A Real-World Example: Shopify

Shopify ran on a single Rails monolith for over a decade. By 2016, 600+ engineers were working in the same codebase and deployments had become the team's biggest bottleneck. Rather than a big-bang rewrite, they executed a Strangler Fig migration over several years:

  • First, they modularised the monolith internally — enforcing strict module boundaries and removing cross-module database calls.
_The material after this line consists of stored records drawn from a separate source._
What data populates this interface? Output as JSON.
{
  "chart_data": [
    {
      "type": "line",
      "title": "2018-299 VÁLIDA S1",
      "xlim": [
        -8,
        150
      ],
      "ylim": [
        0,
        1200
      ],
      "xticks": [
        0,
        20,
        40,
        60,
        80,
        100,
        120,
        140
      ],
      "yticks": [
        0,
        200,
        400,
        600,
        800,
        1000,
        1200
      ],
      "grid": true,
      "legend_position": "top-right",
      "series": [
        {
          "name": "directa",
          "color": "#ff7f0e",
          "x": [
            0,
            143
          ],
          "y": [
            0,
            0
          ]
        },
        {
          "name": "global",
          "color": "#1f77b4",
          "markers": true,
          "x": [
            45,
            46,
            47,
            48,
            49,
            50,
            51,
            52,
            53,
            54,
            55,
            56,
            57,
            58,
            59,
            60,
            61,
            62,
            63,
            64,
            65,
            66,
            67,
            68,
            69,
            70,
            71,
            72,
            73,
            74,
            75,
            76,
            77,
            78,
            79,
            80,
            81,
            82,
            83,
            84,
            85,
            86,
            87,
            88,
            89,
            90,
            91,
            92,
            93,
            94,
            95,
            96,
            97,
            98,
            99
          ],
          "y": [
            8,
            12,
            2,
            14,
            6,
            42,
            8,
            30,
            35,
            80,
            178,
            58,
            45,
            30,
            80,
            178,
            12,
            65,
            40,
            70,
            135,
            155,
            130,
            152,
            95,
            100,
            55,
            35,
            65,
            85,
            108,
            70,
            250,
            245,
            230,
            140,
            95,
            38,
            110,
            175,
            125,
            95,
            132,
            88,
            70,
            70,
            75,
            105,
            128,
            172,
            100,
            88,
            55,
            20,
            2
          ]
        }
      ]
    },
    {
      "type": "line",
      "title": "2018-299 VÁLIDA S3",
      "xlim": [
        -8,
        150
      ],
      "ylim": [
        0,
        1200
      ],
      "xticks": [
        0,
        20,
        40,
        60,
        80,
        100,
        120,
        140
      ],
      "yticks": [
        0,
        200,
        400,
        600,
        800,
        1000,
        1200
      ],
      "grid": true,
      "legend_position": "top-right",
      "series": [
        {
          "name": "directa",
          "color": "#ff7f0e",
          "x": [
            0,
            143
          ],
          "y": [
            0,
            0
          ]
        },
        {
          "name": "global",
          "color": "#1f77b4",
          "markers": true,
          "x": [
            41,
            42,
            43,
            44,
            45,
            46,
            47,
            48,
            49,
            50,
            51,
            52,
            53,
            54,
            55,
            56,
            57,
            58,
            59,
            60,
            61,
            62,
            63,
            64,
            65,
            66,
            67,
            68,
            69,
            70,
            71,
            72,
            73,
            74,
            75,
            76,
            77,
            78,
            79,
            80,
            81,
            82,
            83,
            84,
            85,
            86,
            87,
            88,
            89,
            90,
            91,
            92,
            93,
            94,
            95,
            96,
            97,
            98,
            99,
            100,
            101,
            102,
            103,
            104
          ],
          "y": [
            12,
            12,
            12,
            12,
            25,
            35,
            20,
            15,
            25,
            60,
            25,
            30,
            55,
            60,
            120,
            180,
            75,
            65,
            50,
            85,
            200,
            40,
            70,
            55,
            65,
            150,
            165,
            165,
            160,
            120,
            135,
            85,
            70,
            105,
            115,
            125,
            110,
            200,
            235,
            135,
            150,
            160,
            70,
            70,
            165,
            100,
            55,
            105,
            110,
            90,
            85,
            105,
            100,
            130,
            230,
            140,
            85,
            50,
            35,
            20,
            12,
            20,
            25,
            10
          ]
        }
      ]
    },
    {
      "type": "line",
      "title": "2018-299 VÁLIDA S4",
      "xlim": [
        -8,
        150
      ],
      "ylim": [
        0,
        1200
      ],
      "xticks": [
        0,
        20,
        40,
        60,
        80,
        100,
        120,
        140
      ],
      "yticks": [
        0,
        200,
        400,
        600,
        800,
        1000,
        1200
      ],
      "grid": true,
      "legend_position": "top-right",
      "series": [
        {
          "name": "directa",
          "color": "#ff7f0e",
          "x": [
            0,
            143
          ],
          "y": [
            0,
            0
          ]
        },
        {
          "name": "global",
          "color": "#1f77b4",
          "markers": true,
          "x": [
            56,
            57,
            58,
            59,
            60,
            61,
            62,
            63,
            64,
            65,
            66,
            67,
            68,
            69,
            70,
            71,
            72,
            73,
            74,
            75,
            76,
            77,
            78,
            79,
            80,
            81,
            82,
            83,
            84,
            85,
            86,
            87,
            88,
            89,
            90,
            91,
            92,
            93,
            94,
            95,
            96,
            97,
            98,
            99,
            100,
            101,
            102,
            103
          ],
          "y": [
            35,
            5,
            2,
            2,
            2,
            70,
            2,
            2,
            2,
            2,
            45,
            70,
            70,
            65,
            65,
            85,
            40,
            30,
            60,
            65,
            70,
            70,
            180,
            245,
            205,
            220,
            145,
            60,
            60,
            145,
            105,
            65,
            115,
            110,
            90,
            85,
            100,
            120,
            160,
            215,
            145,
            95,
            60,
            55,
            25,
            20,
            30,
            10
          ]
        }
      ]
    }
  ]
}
This was their "Transform" phase.
  • They extracted the highest-traffic, most-isolated capabilities first: the storefront rendering engine, payment processing, and their API platform.
  • An internal proxy layer (eventually their custom Golang service mesh) routed specific URL namespaces to new services while the monolith handled everything else.
  • Each extraction took a dedicated team 3–6 months including data migration, traffic migration, and the reconciliation period.

By 2020 Shopify had extracted dozens of services but the monolith — now a vastly smaller, modular core — still handled a significant portion of their traffic. The migration was not "finished" and may never be. That is intentional: the pattern is about continuous, risk-managed progress, not a destination.

Choosing What to Extract First

Not all modules are equal candidates for early extraction. Use this prioritisation framework:

  • High value, low coupling. A module that has few inbound dependencies from other modules but is causing significant pain (deployment bottlenecks, frequent outages) is the ideal first extraction. Notification systems and file-storage modules often fit this profile.
  • Seam availability. Fred Brooks' concept of a "seam" — a place where you can insert new behaviour without changing existing code — is critical. Extract along existing module boundaries, not arbitrary slices.
  • Data ownership clarity. Start with modules that own their data clearly and do not participate in complex multi-table transactions with other modules. Billing and payments, despite being high value, often have deeply tangled data dependencies and should not be first.
  • Team ownership alignment. Extract a module when a single team can take full ownership. A module owned by three different teams is a coordination nightmare to extract.
Run the "Death Star" diagram first. Before migrating, draw every module as a node and every inter-module call as a directed edge. The result is usually a dense tangle (engineers call it the "Death Star diagram"). Modules with few incoming edges are your safest early extractions; heavily connected core modules should be last.

Risks and Mitigations

  • Proxy becomes a bottleneck or single point of failure. Deploy the proxy in a cluster with auto-scaling; add health checks and circuit breakers on both routes.
  • Indefinite co-existence. Teams sometimes lose momentum after the first extraction and never complete the migration. Establish a written decommission date for each migrated capability and hold the team accountable to it.
  • Increased latency during co-existence. A synchronous call that was in-process in the monolith now travels the network. Profile the hot paths first; consider whether async communication is acceptable for the extracted module.
  • Distributed testing complexity. Integration tests that hit the proxy must now handle two different backends. Invest in contract testing (e.g., Pact) to verify the new service's API matches what the proxy and other callers expect.

Summary

The Strangler Fig pattern is not glamorous — it is slow, methodical work that spans months or years. But it is the only production-safe way to migrate a live monolith. The key principles are: always maintain a working system, use a proxy to control traffic split, move data ownership before decommissioning code, extract along seams with clear ownership, and keep momentum with written decommission milestones. Every company that has successfully decomposed a large monolith used some variation of this pattern.